In 1881, Dakota Territory had never sold a bushel of wheat to anybody outside of Dakota. Six years later, it sold 62 million bushels.
I recently read Garet Garrett’s The American Story, which came out in 1955. It is a well-written history of America, unusual because of its emphasis on the powerful economics that drove the country to great heights. Garrett tells the Dakota story in this book, which is a useful reminder about how economies grow and prosper.
What happened in Dakota was that farmers invested in machinery. The riding plow, the reaper and the combine harvester made the farms far more productive than they had been. Suddenly, the labors of one man could produce 5,000 bushels of wheat. A single miller could turn that wheat into 1,000 pounds of flour.
But that was not all. New railroads connected the farmer to the mill and the mill with markets and ports in the East.

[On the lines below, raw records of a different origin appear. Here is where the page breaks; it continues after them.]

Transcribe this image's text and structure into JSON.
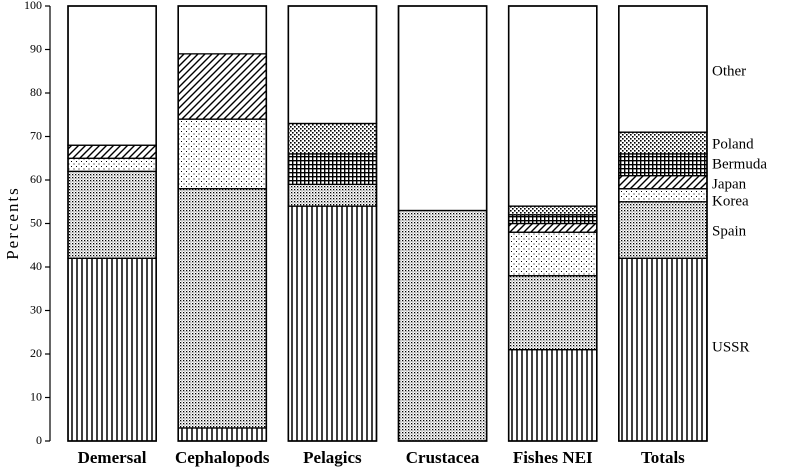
{
  "chart_data": {
    "type": "stacked_bar",
    "ylabel": "Percents",
    "categories": [
      "Demersal",
      "Cephalopods",
      "Pelagics",
      "Crustacea",
      "Fishes NEI",
      "Totals"
    ],
    "series": [
      {
        "name": "USSR",
        "color": "#000000",
        "pattern": "vertical-lines",
        "values": [
          42,
          3,
          54,
          0,
          21,
          42
        ]
      },
      {
        "name": "Spain",
        "color": "#000000",
        "pattern": "dense-dots",
        "values": [
          20,
          55,
          5,
          53,
          17,
          13
        ]
      },
      {
        "name": "Korea",
        "color": "#000000",
        "pattern": "sparse-dots",
        "values": [
          3,
          16,
          0,
          0,
          10,
          3
        ]
      },
      {
        "name": "Japan",
        "color": "#000000",
        "pattern": "diagonal-lines",
        "values": [
          3,
          15,
          0,
          0,
          2,
          3
        ]
      },
      {
        "name": "Bermuda",
        "color": "#000000",
        "pattern": "grid",
        "values": [
          0,
          0,
          7,
          0,
          2,
          5
        ]
      },
      {
        "name": "Poland",
        "color": "#000000",
        "pattern": "medium-dots",
        "values": [
          0,
          0,
          7,
          0,
          2,
          5
        ]
      },
      {
        "name": "Other",
        "color": "#000000",
        "pattern": "none",
        "values": [
          32,
          11,
          27,
          47,
          46,
          29
        ]
      }
    ],
    "ylim": [
      0,
      100
    ],
    "yticks": [
      0,
      10,
      20,
      30,
      40,
      50,
      60,
      70,
      80,
      90,
      100
    ]
  }
}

The energies released were enormous. Garrett writes:
“So the labor of four men — one a farmer in Dakota, one a miller in Minneapolis and two on the railroad — plus a very low rate for ocean carriage — could put into Europe enough flour to feed 1,000 people for a year.”
Let’s look at another example: steel. In 1870, there was nothing anyone would call a steel industry in the U.S. Americans bought their steel from Europe. Yet 30 years later, Americans would produce more steel than Germany, France and England put together.
Again, the investment in machines and rail and roads unleashed a torrent of once frozen economic potential.
Those forces worked wonders as a free people tinkered, invented and created. “In sheds and attics and little machine shops everywhere,” Garrett writes, “with sticks and strings and glue and bits of metal, eccentric minds were making models of things that might work, either to save labor or to save time — two thoughts with the same meaning.”
Steam drills. Sewing machines. Electric lamps. Rotary printing presses. Cranes and elevators. Steam engines. Steel ships. Air brakes. Plumbing. Refrigeration. All of these things came in the years that followed.
Millionaires sprouted up like mushrooms. “Most of these new millionaires had come from the ground — from the mines and steel mills and oil wells and packing houses — and smelled of their work,” Garrett writes.
Wall Street financed great undertakings that would be beyond the power of five or six rich men. Huge sums of capital went toward growing the new industries. Many of the larger enterprises now had public stockholders.
The first billion-dollar company in America was United States Steel, stitched together by J.P. Morgan. It owned not only steel plants, but coal mines, limestone quarries, ships, railroads and whatever else touched on steel.
Wall Street sold it to the public for $40 per share. Then it fell to $9. But a few years later, Wall Street was buying it back from the public at $100 per share. And soon it topped $200. It was a heady, risky time. If you bought five stocks, odds were that two might go to zero. But the three, held long enough, produced fortunes.
This is the work of a free people. Testing things. Trying them out. Succeeding and failing. It is a rough laboratory from which winners and losers emerge through trial and error. It is what builds great wealth, great economies and great countries.
It is the American story of two centuries past.
While there are no virgin places for a new American story to take root, no empty continents where a people might go to try to build something from scratch, there are new versions of the American story unfolding in places likely to produce astounding wealth in similar ways.
In places like Mongolia or Myanmar, for example, you find today’s Dakota Territory. Not that Mongolians are as free as those American pioneers, but there is so much frozen potential to unlock by applying technology and know-how and capital to their situations. It’s these mind-bending changes — and the lure of profiting by them — that attract me to explore the world beyond the developed West.